Recognizing Overlapped Speech in Meetings: A Multichannel Separation Approach Using Neural Networks

Takuya Yoshioka, Hakan Erdogan, Zhuo Chen, Xiong Xiao, Fil Alleva

Interspeech 2018 |

Published by ISCA

The goal of this work is to develop a meeting transcription system that can recognize speech even when utterances of different speakers are overlapped. While speech overlaps have been regarded as a major obstacle in accurately transcribing meetings, a traditional beamformer with a single output has been exclusively used because previously proposed speech separation techniques have critical constraints for application to real meetings. This paper proposes a new signal processing module, called an unmixing transducer, and describes its implementation using a windowed BLSTM. The unmixing transducer has a fixed number, say J, of output channels, where J may be different from the number of meeting attendees, and transforms an input multi-channel acoustic signal into J time-synchronous audio streams.

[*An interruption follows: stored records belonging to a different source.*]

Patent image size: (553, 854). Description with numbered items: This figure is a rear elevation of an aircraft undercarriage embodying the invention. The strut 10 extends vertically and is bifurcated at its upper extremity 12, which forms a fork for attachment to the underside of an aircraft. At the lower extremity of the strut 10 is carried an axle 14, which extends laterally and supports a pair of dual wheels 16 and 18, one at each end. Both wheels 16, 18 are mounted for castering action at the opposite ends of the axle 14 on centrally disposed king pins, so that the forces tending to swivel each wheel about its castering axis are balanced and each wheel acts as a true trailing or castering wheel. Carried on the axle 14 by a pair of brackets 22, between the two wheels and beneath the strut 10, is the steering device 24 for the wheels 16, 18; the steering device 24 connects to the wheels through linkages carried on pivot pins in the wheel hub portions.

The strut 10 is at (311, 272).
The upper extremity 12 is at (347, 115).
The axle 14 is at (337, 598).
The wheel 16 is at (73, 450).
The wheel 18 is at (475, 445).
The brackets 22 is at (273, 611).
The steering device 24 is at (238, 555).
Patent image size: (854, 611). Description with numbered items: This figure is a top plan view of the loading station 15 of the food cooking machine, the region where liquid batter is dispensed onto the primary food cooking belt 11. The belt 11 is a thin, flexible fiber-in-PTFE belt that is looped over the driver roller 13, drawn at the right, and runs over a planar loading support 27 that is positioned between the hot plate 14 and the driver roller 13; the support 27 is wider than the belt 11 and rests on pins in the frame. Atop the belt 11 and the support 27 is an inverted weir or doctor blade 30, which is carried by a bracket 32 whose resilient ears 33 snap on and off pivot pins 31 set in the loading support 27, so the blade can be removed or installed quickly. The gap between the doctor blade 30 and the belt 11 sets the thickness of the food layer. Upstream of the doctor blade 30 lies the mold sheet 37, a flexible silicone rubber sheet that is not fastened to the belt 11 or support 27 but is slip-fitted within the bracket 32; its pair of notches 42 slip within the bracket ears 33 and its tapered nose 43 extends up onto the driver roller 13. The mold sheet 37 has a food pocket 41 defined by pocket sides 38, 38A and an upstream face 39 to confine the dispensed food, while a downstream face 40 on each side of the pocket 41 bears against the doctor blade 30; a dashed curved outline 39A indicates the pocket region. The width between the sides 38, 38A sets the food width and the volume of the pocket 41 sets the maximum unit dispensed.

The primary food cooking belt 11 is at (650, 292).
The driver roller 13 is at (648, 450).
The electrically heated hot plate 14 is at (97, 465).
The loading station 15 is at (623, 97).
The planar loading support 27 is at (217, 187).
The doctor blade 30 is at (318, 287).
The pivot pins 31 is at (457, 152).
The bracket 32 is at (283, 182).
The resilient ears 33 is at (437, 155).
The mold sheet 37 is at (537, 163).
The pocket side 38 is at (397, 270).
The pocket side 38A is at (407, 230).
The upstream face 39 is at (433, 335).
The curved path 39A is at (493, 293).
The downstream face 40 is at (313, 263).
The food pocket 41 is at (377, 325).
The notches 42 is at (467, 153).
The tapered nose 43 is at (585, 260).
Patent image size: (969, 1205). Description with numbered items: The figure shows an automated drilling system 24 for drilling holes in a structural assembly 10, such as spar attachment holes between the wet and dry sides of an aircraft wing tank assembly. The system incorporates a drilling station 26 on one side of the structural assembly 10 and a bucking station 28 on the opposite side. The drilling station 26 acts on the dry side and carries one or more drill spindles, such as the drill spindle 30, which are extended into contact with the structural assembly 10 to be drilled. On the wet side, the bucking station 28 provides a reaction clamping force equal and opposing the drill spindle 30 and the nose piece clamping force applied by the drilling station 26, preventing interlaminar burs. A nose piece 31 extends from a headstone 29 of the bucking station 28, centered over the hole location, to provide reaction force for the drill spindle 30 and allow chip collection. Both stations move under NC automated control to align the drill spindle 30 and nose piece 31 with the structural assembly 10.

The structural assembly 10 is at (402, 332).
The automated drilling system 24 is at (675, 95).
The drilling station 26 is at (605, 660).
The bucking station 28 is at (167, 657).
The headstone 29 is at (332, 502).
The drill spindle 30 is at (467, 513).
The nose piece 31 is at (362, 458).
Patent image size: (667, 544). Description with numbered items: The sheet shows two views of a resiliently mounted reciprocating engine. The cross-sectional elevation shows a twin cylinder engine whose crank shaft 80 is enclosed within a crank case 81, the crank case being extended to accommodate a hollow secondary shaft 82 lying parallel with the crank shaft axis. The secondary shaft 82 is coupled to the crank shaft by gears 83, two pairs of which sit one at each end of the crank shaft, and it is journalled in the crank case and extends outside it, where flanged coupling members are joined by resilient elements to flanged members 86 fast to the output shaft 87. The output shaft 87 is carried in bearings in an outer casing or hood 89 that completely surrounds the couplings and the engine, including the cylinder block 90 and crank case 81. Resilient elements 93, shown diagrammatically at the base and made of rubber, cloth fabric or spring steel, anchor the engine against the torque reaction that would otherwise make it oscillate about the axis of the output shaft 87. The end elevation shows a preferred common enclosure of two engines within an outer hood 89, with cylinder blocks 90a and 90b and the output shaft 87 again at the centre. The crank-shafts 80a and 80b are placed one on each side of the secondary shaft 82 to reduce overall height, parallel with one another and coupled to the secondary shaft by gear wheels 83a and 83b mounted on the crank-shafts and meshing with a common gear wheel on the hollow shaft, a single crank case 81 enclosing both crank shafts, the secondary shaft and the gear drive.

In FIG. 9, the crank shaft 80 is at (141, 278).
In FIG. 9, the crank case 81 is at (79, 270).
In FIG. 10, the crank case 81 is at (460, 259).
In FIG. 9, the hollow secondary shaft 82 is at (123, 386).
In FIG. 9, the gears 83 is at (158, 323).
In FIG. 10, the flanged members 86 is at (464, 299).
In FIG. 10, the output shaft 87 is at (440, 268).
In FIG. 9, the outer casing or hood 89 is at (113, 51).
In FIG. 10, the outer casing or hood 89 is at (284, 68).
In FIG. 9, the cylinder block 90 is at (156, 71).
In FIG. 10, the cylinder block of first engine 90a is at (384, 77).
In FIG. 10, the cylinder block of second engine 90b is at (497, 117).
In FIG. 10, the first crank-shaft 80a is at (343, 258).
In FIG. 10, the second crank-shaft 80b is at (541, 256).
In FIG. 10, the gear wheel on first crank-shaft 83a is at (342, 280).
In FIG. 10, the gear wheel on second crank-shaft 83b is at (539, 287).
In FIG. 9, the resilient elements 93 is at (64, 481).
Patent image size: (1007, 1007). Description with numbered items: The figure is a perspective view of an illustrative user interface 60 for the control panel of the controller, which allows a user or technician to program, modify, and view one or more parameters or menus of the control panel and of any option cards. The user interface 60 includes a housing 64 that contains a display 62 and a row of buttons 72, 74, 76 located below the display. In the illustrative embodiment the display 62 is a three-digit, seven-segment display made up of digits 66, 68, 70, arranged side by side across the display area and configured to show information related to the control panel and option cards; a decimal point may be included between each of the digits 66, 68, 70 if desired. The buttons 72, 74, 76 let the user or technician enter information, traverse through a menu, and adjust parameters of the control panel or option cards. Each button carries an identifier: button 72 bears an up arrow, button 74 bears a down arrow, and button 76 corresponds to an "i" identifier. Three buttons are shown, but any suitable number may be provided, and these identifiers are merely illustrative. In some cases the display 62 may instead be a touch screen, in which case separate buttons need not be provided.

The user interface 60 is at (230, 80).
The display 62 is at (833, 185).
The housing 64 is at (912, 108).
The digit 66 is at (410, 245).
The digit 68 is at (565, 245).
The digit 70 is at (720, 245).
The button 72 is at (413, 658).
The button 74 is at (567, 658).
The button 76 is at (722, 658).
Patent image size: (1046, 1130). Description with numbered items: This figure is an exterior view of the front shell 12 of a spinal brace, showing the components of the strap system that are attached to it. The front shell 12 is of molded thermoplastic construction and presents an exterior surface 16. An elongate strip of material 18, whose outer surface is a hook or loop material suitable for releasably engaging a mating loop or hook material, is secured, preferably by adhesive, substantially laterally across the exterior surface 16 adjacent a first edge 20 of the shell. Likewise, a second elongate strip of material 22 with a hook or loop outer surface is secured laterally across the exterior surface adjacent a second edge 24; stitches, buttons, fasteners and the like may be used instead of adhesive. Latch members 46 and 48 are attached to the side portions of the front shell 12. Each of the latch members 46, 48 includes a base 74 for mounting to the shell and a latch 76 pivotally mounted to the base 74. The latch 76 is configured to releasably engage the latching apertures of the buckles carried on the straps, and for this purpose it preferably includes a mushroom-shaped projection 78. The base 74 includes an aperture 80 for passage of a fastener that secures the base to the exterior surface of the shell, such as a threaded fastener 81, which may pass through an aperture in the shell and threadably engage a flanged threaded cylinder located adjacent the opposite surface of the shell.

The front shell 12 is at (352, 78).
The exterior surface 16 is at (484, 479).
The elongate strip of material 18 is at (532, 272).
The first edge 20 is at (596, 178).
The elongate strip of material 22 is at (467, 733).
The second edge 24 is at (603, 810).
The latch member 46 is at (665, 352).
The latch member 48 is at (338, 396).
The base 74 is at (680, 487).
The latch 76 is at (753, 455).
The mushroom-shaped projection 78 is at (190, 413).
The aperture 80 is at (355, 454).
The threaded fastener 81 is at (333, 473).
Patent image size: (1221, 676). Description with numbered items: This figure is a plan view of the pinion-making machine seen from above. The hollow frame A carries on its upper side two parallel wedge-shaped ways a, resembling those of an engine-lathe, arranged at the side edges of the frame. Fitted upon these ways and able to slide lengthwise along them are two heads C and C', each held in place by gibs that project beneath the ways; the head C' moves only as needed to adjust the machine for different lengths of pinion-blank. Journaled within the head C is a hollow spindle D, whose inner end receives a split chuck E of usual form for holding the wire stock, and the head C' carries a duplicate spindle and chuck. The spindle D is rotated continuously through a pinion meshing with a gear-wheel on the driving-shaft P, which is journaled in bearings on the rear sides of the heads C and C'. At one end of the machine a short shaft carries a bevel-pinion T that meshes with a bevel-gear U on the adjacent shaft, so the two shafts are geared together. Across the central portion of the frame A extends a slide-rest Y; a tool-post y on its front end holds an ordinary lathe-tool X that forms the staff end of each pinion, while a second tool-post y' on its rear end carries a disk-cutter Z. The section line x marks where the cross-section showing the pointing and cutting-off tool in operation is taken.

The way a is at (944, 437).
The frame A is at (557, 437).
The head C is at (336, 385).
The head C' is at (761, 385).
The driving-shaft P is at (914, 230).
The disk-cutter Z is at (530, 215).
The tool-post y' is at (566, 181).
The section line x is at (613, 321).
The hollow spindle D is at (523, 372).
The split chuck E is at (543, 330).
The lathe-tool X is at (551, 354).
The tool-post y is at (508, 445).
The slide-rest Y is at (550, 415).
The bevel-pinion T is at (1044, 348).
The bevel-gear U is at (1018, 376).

Each utterance in the meeting is separated and emitted from one of the output channels. Then, each output signal can be simply fed to a speech recognition back-end for segmentation and transcription. Our meeting transcription system using the unmixing transducer outperforms a system based on a state-of-the-art neural mask-based beamformer by 10.8%. Significant improvements are observed in overlapped segments. To the best of our knowledge, this is the first report that applies overlapped speech recognition to unconstrained real meeting audio.